The fact that the PDPA only applies to personal data in respect of a commercial transaction means that vast chunks of other personal data available and processed online remains unprotected. These include data processed for educational and welfare purposes, such as in opinion polls or surveys or personal data harvested or made available on social media sites like Facebook or LinkedIn. This is a particularly difficult area because whilst data may initially be derived for non-commercial purposes, it may subsequently be sold for commercial exploitation which raises doubts as to whether the data at the point of collection was protected by the PDPA.

PDPA does not apply to the Malaysian government

S3(1) of PDPA express states “This Act shall not apply to the Federal and State Governments”. It is notable that the Personal Data Protection Bill when originally drafted explicitly included the government as it stated that “The Act shall bind the Government”. However, in the final Act, Section 3(1) excludes the largest data possessor in the country. This is a rather peculiar take on an important privacy legislation and sets Malaysia apart from other jurisdictions. For example, the Data Protection Act 2018 (DPA) of United Kingdom and the Notifiable Data Breaches (NDB) scheme in the Privacy Act 1988 of Australia both include the government and its relevant authorities, putting it under the scrutiny of the data protection laws.

Furthermore, there are no regulations or legislation in Malaysia that govern the way personal data is obtained, processed, kept and used by the government. In a nutshell, the PDPA does not regulate the use of data stored in government databases by civil servants, let alone prevent the State from using our personal information in literally any way it so desires.

Having been expressly excluded from the obligations under the PDPA, the government and its agencies are under no obligation to remove or correct any data that it stores even if such data may have outlived its usefulness. Of particular concern would be sensitive personal data (for example criminal records, government investigations, etc) that a data subject may want expunged due to the effluxion of time or when such information is deemed no longer relevant.

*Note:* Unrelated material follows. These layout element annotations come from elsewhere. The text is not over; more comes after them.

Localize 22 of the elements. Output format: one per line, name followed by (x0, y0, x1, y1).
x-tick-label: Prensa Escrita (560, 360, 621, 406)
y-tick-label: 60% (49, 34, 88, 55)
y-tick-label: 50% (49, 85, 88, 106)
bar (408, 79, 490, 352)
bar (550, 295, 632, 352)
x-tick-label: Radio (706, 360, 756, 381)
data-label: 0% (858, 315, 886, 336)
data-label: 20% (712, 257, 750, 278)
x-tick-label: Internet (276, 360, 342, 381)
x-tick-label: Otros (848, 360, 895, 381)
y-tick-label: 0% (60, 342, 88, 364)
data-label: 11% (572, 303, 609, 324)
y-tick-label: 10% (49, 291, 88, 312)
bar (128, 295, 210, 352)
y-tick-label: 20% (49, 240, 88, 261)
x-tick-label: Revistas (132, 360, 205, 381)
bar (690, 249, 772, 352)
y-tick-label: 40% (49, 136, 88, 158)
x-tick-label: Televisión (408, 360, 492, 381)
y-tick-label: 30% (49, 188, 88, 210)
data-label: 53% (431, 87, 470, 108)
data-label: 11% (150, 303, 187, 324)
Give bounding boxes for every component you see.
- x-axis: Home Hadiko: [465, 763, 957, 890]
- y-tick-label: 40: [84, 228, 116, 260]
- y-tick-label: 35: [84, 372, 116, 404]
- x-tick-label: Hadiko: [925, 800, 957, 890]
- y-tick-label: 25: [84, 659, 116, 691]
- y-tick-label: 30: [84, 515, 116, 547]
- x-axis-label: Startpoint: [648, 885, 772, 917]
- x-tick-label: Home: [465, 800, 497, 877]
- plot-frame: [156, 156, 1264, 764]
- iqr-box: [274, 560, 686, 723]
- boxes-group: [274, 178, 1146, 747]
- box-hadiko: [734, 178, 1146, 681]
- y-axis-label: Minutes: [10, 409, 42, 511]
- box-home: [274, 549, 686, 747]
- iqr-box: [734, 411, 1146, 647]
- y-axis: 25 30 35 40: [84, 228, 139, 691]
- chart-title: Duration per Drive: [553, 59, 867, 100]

PDPA does not comply with the EU Directive

Article 25 of the EU Directive provides that each EU member state has to ensure that transfer of personal data to a country outside the EU may only take place if the country in question has an adequate level of data protection, unless one of the exceptions (i.e data subject has consented, legally required on important public interest grounds and to protect the vital interests of the data subject- to name a few)  apply. There are also certain criteria to fulfil in determining whether the requirement in Article 25 is satisfied. One of the criteria is that the data protection law of the country in question must apply to all individuals and entities. Another requirement is that a data protection law must apply to all forms of processing.

From the discussion above, it is arguable that the PDPA does not satisfy the aforesaid requirements and that means personal data cannot be transferred from an EU member state to Malaysia unless such transfer falls within the permitted exemptions. In the long run, this could diminish the economic value of seamless data flow between the EU and Malaysia.

Distributed Ledger Technology or Blockchain may be problematic

Even more problematic is how new technologies such as blockchain technology and those using them may already fall foul of the PDPA simply because of the seemingly immutable nature of information that is stored on a blockchain. This is so notwithstanding that some may argue that access to personal data on a blockchain is controlled via a private key. Until a court decision is handed down on the scope of the PDPA in respect of DLT, it remains to be seen if DLT may need to be modified before it meets the standards of legitimacy required under the PDPA, or if exceptions for DTL will be made under the PDPA.